濃度が高いほど手応えは出やすい一方、刺激も強くなります。まずは下の表で、自分がどの段階から始めるべきかを確認してください。
濃度別の目安一覧(0.01〜1.0%)
| 濃度 | 位置づけ | 向いている人 | 頻度の目安 |
|---|---|---|---|
| 0.01〜0.03% | 入門 | 初めての方・敏感肌・乾燥肌 | 週2回の夜から |
| 0.1% | 標準 | 低濃度に慣れた方 | 隔日〜週3回から |
| 0.3〜0.5% | 上級 | 0.1%で問題が出なかった方 | 週2回から様子見 |
| 1.0% | 上級者向け | 高濃度の使用経験がある方 | 週1〜2回に限定 |
同じ濃度表示でも、カプセル化などの処方によって体感は変わります。

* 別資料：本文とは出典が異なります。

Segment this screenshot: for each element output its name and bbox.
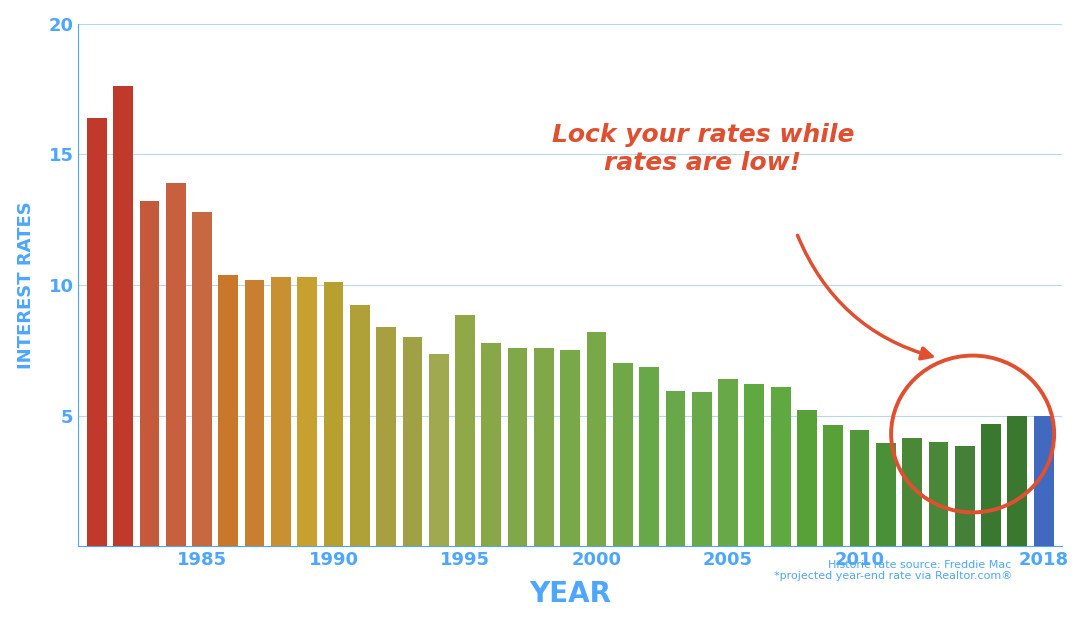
- Bar: [193, 212, 212, 546]
- Bar: [245, 280, 264, 546]
- Y-axis label: INTEREST RATES: INTEREST RATES: [16, 201, 35, 369]
- Bar: [850, 430, 869, 546]
- Bar: [902, 438, 922, 546]
- Bar: [744, 384, 764, 546]
- Bar: [165, 183, 186, 546]
- Text: Lock your rates while
rates are low!: Lock your rates while rates are low!: [552, 123, 854, 175]
- Bar: [113, 86, 133, 546]
- Bar: [770, 387, 791, 546]
- Bar: [640, 368, 659, 546]
- Bar: [429, 354, 448, 546]
- Bar: [798, 411, 817, 546]
- Bar: [1007, 416, 1027, 546]
- Bar: [271, 277, 290, 546]
- Bar: [376, 327, 396, 546]
- Bar: [508, 348, 528, 546]
- Text: Historic rate source: Freddie Mac
*projected year-end rate via Realtor.com®: Historic rate source: Freddie Mac *proje…: [774, 559, 1012, 581]
- Bar: [560, 351, 580, 546]
- Bar: [350, 304, 370, 546]
- Bar: [1034, 416, 1053, 546]
- Bar: [534, 348, 554, 546]
- Bar: [981, 424, 1001, 546]
- Bar: [718, 379, 738, 546]
- Bar: [876, 443, 895, 546]
- Bar: [403, 338, 422, 546]
- Bar: [824, 425, 843, 546]
- Bar: [323, 282, 344, 546]
- Bar: [613, 363, 633, 546]
- Bar: [955, 446, 975, 546]
- Bar: [692, 392, 712, 546]
- Bar: [928, 442, 949, 546]
- Bar: [586, 332, 606, 546]
- Bar: [139, 201, 159, 546]
- Bar: [297, 277, 317, 546]
- Bar: [219, 274, 238, 546]
- Bar: [87, 118, 107, 546]
- Bar: [455, 315, 474, 546]
- Bar: [666, 391, 685, 546]
- X-axis label: YEAR: YEAR: [529, 581, 611, 608]
- Bar: [482, 342, 502, 546]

濃度の数字だけでなく、保湿成分が一緒に配合されているかもチェックしましょう。
初心者・敏感肌は0.01〜0.03%から
初めての方は、0.01〜0.03%の低濃度を週2回の夜から使うのが堅実です。3〜4週間ほど様子を見て、問題がなければ濃度や頻度を一段ずつ上げます。
日本では純粋レチノールが医薬部外品の有効成分として承認されており、エビデンスの蓄積がある成分です(※1)。だからこそ、低濃度でも焦らず続ける価値があります。
高濃度の海外製品に注意
海外では、日本の一般的な化粧品より高濃度のレチノール製品が流通しています。個人輸入で簡単に手に入りますが、初心者がいきなり使うのはおすすめできません。
高濃度ほど赤み・皮むけといった反応が出やすくなります。「高濃度=良い製品」ではなく、「続けられる濃度」が自分にとっての正解です。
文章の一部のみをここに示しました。